JW: Yes. That’s very good, Michelle. I appreciate that question because it’s so critically important. The last thing we ever want to do is hurt our loved ones. And the last thing we ever want to do is stress our mom or dad or our older loved ones. What we want to do is be very gentle. I can tell you your mom or dad will be ready, and they’re going to be prepared to defend because they don’t want to acknowledge that you know they don’t remember or this or that. So, we have to be gentle and watch them and see what they do. If they repeat a whole lot, if they repeat a story several times, we have to note that. If they have some difficulty cooking the holiday food or have everything on the counter in the kitchen and somehow it doesn’t all get done, and we have to help, that’s a significant sign. It doesn’t mean that they’re going to go downhill from there.

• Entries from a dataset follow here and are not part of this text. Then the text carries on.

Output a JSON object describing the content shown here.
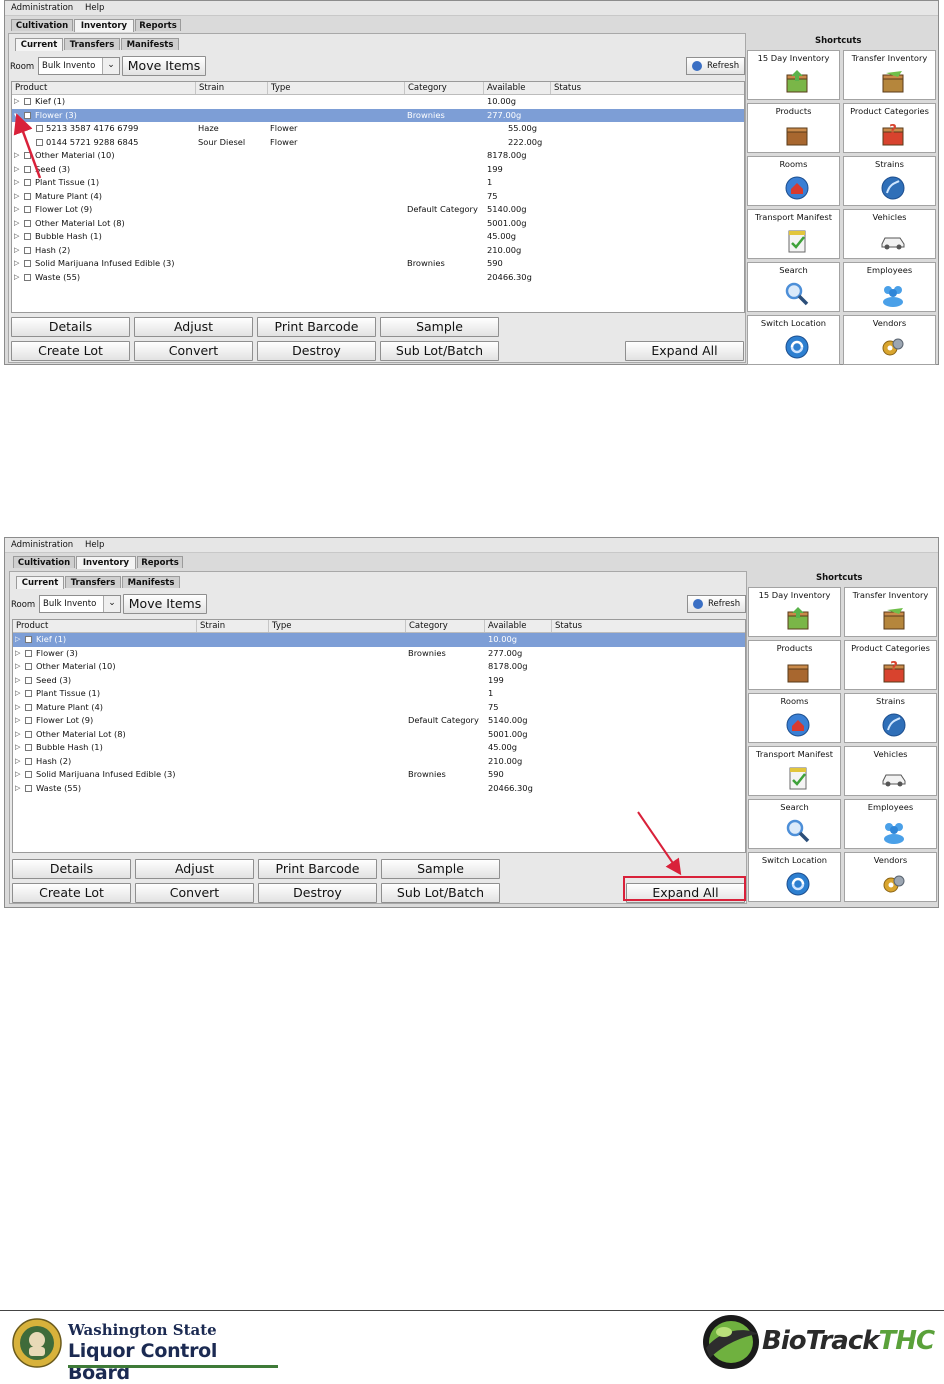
{
  "menu": [
    "Administration",
    "Help"
  ],
  "main_tabs": [
    "Cultivation",
    "Inventory",
    "Reports"
  ],
  "sub_tabs": [
    "Current",
    "Transfers",
    "Manifests"
  ],
  "room_label": "Room",
  "room_select": "Bulk Invento",
  "move_items": "Move Items",
  "refresh": "Refresh",
  "columns": [
    "Product",
    "Strain",
    "Type",
    "Category",
    "Available",
    "Status"
  ],
  "shot1_rows": [
    {
      "product": "Kief (1)",
      "strain": "",
      "type": "",
      "category": "",
      "available": "10.00g",
      "level": 0,
      "expanded": false
    },
    {
      "product": "Flower (3)",
      "strain": "",
      "type": "",
      "category": "Brownies",
      "available": "277.00g",
      "level": 0,
      "expanded": true,
      "selected": true
    },
    {
      "product": "5213 3587 4176 6799",
      "strain": "Haze",
      "type": "Flower",
      "category": "",
      "available": "55.00g",
      "level": 1
    },
    {
      "product": "0144 5721 9288 6845",
      "strain": "Sour Diesel",
      "type": "Flower",
      "category": "",
      "available": "222.00g",
      "level": 1
    },
    {
      "product": "Other Material (10)",
      "strain": "",
      "type": "",
      "category": "",
      "available": "8178.00g",
      "level": 0
    },
    {
      "product": "Seed (3)",
      "strain": "",
      "type": "",
      "category": "",
      "available": "199",
      "level": 0
    },
    {
      "product": "Plant Tissue (1)",
      "strain": "",
      "type": "",
      "category": "",
      "available": "1",
      "level": 0
    },
    {
      "product": "Mature Plant (4)",
      "strain": "",
      "type": "",
      "category": "",
      "available": "75",
      "level": 0
    },
    {
      "product": "Flower Lot (9)",
      "strain": "",
      "type": "",
      "category": "Default Category",
      "available": "5140.00g",
      "level": 0
    },
    {
      "product": "Other Material Lot (8)",
      "strain": "",
      "type": "",
      "category": "",
      "available": "5001.00g",
      "level": 0
    },
    {
      "product": "Bubble Hash (1)",
      "strain": "",
      "type": "",
      "category": "",
      "available": "45.00g",
      "level": 0
    },
    {
      "product": "Hash (2)",
      "strain": "",
      "type": "",
      "category": "",
      "available": "210.00g",
      "level": 0
    },
    {
      "product": "Solid Marijuana Infused Edible (3)",
      "strain": "",
      "type": "",
      "category": "Brownies",
      "available": "590",
      "level": 0
    },
    {
      "product": "Waste (55)",
      "strain": "",
      "type": "",
      "category": "",
      "available": "20466.30g",
      "level": 0
    }
  ],
  "shot2_rows": [
    {
      "product": "Kief (1)",
      "strain": "",
      "type": "",
      "category": "",
      "available": "10.00g",
      "level": 0,
      "selected": true
    },
    {
      "product": "Flower (3)",
      "strain": "",
      "type": "",
      "category": "Brownies",
      "available": "277.00g",
      "level": 0
    },
    {
      "product": "Other Material (10)",
      "strain": "",
      "type": "",
      "category": "",
      "available": "8178.00g",
      "level": 0
    },
    {
      "product": "Seed (3)",
      "strain": "",
      "type": "",
      "category": "",
      "available": "199",
      "level": 0
    },
    {
      "product": "Plant Tissue (1)",
      "strain": "",
      "type": "",
      "category": "",
      "available": "1",
      "level": 0
    },
    {
      "product": "Mature Plant (4)",
      "strain": "",
      "type": "",
      "category": "",
      "available": "75",
      "level": 0
    },
    {
      "product": "Flower Lot (9)",
      "strain": "",
      "type": "",
      "category": "Default Category",
      "available": "5140.00g",
      "level": 0
    },
    {
      "product": "Other Material Lot (8)",
      "strain": "",
      "type": "",
      "category": "",
      "available": "5001.00g",
      "level": 0
    },
    {
      "product": "Bubble Hash (1)",
      "strain": "",
      "type": "",
      "category": "",
      "available": "45.00g",
      "level": 0
    },
    {
      "product": "Hash (2)",
      "strain": "",
      "type": "",
      "category": "",
      "available": "210.00g",
      "level": 0
    },
    {
      "product": "Solid Marijuana Infused Edible (3)",
      "strain": "",
      "type": "",
      "category": "Brownies",
      "available": "590",
      "level": 0
    },
    {
      "product": "Waste (55)",
      "strain": "",
      "type": "",
      "category": "",
      "available": "20466.30g",
      "level": 0
    }
  ],
  "buttons_row1": [
    "Details",
    "Adjust",
    "Print Barcode",
    "Sample"
  ],
  "buttons_row2": [
    "Create Lot",
    "Convert",
    "Destroy",
    "Sub Lot/Batch"
  ],
  "expand_all": "Expand All",
  "shortcuts_title": "Shortcuts",
  "shortcuts": [
    {
      "label": "15 Day Inventory",
      "icon": "inventory-box-icon",
      "color": "#7ab648"
    },
    {
      "label": "Transfer Inventory",
      "icon": "transfer-box-icon",
      "color": "#b5863c"
    },
    {
      "label": "Products",
      "icon": "products-box-icon",
      "color": "#a8672f"
    },
    {
      "label": "Product Categories",
      "icon": "product-categories-icon",
      "color": "#d8432e"
    },
    {
      "label": "Rooms",
      "icon": "rooms-icon",
      "color": "#3a7fd4"
    },
    {
      "label": "Strains",
      "icon": "strains-icon",
      "color": "#2f6fb8"
    },
    {
      "label": "Transport Manifest",
      "icon": "manifest-icon",
      "color": "#e2c53c"
    },
    {
      "label": "Vehicles",
      "icon": "vehicle-icon",
      "color": "#888888"
    },
    {
      "label": "Search",
      "icon": "search-icon",
      "color": "#4d8fd8"
    },
    {
      "label": "Employees",
      "icon": "employees-icon",
      "color": "#4aa0e8"
    },
    {
      "label": "Switch Location",
      "icon": "switch-location-icon",
      "color": "#2d7fd0"
    },
    {
      "label": "Vendors",
      "icon": "vendors-icon",
      "color": "#d9a52e"
    }
  ],
  "annotation_color": "#d9213a",
  "footer": {
    "wslcb_line1": "Washington State",
    "wslcb_line2": "Liquor Control Board",
    "biotrack_bio": "BioTrack",
    "biotrack_thc": "THC"
  }
}
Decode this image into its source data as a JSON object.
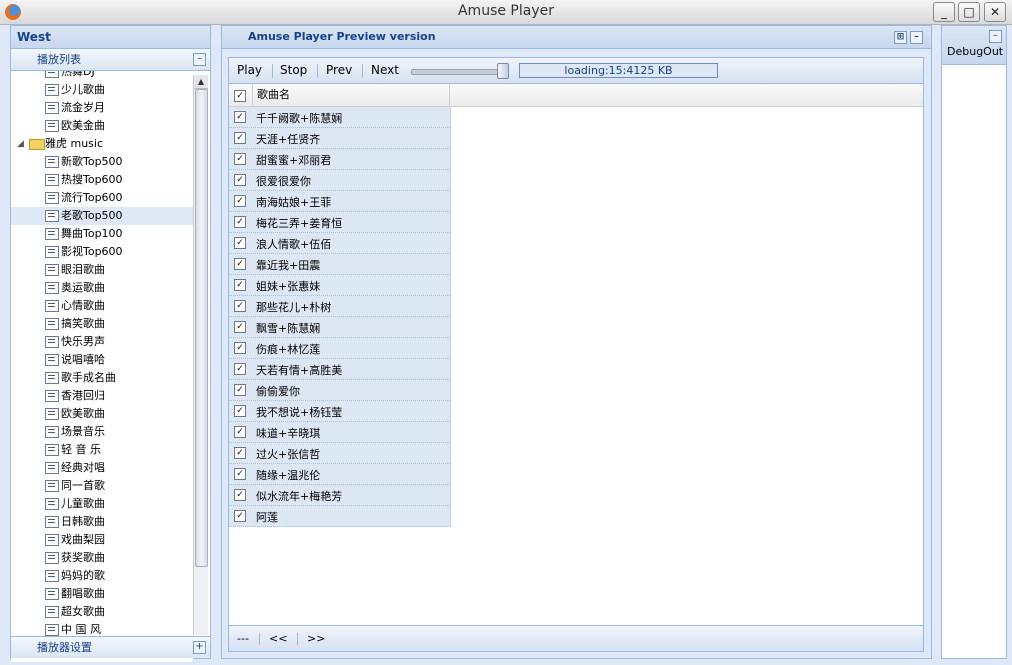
{
  "window": {
    "title": "Amuse Player",
    "controls": [
      "_",
      "□",
      "✕"
    ]
  },
  "west": {
    "title": "West",
    "playlist_header": "播放列表",
    "collapse_glyph": "–",
    "tree": [
      {
        "label": "热舞DJ",
        "type": "leaf"
      },
      {
        "label": "少儿歌曲",
        "type": "leaf"
      },
      {
        "label": "流金岁月",
        "type": "leaf"
      },
      {
        "label": "欧美金曲",
        "type": "leaf"
      },
      {
        "label": "雅虎 music",
        "type": "folder",
        "expanded": true
      },
      {
        "label": "新歌Top500",
        "type": "leaf"
      },
      {
        "label": "热搜Top600",
        "type": "leaf"
      },
      {
        "label": "流行Top600",
        "type": "leaf"
      },
      {
        "label": "老歌Top500",
        "type": "leaf",
        "selected": true
      },
      {
        "label": "舞曲Top100",
        "type": "leaf"
      },
      {
        "label": "影视Top600",
        "type": "leaf"
      },
      {
        "label": "眼泪歌曲",
        "type": "leaf"
      },
      {
        "label": "奥运歌曲",
        "type": "leaf"
      },
      {
        "label": "心情歌曲",
        "type": "leaf"
      },
      {
        "label": "搞笑歌曲",
        "type": "leaf"
      },
      {
        "label": "快乐男声",
        "type": "leaf"
      },
      {
        "label": "说唱嘻哈",
        "type": "leaf"
      },
      {
        "label": "歌手成名曲",
        "type": "leaf"
      },
      {
        "label": "香港回归",
        "type": "leaf"
      },
      {
        "label": "欧美歌曲",
        "type": "leaf"
      },
      {
        "label": "场景音乐",
        "type": "leaf"
      },
      {
        "label": "轻 音 乐",
        "type": "leaf"
      },
      {
        "label": "经典对唱",
        "type": "leaf"
      },
      {
        "label": "同一首歌",
        "type": "leaf"
      },
      {
        "label": "儿童歌曲",
        "type": "leaf"
      },
      {
        "label": "日韩歌曲",
        "type": "leaf"
      },
      {
        "label": "戏曲梨园",
        "type": "leaf"
      },
      {
        "label": "获奖歌曲",
        "type": "leaf"
      },
      {
        "label": "妈妈的歌",
        "type": "leaf"
      },
      {
        "label": "翻唱歌曲",
        "type": "leaf"
      },
      {
        "label": "超女歌曲",
        "type": "leaf"
      },
      {
        "label": "中 国 风",
        "type": "leaf"
      }
    ],
    "settings_header": "播放器设置",
    "expand_glyph": "+",
    "scroll_up_glyph": "▲"
  },
  "center": {
    "title": "Amuse Player Preview version",
    "header_tools": [
      "⊞",
      "–"
    ],
    "toolbar": {
      "play": "Play",
      "stop": "Stop",
      "prev": "Prev",
      "next": "Next",
      "volume_level": 0.95,
      "progress_text": "loading:15:4125 KB"
    },
    "grid": {
      "column_header": "歌曲名",
      "header_checked": true,
      "rows": [
        "千千阙歌+陈慧娴",
        "天涯+任贤齐",
        "甜蜜蜜+邓丽君",
        "很爱很爱你",
        "南海姑娘+王菲",
        "梅花三弄+姜育恒",
        "浪人情歌+伍佰",
        "靠近我+田震",
        "姐妹+张惠妹",
        "那些花儿+朴树",
        "飘雪+陈慧娴",
        "伤痕+林忆莲",
        "天若有情+高胜美",
        "偷偷爱你",
        "我不想说+杨钰莹",
        "味道+辛晓琪",
        "过火+张信哲",
        "随缘+温兆伦",
        "似水流年+梅艳芳",
        "阿莲"
      ],
      "check_glyph": "✓"
    },
    "pager": {
      "page": "---",
      "prev": "<<",
      "next": ">>"
    }
  },
  "east": {
    "title": "DebugOut",
    "collapse_glyph": "–"
  }
}
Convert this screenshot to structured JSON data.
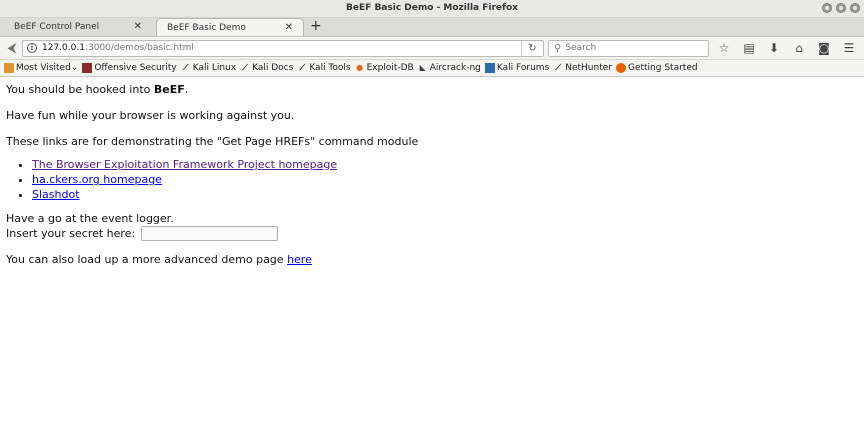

There is a substantial number of people who have what we call mild cognitive impairment.  They do have some difficulty, but they’re not going to go on to continue to decline. They can stay there for quite some time. We want to help them the best we can. We want to be gentle. We want to look for those signs. But we don’t want to say things like, “Ma. You just told me that four times. You just asked me that question.” We are all guilty. I feel bad. The last thing we want to do is to make them feel bad. One thing to do if you already have a hint is just to be gentle. The important thing is to be with them where they are. In other words, it’s not fair to bring somebody who can’t remember and who can’t adapt today to make them try to come into our current situation. Things are changing so rapidly, and it’s easier if we go to them. There is nothing wrong with listening to the songs that they love and watching the programs they love. What’s wrong with that? Nothing. Okay. And that’s what we want to do. We want to be gentle. We want to be aware that mom or dad or uncle or aunt or anybody can show signs. Just be gentle and don’t rub it in.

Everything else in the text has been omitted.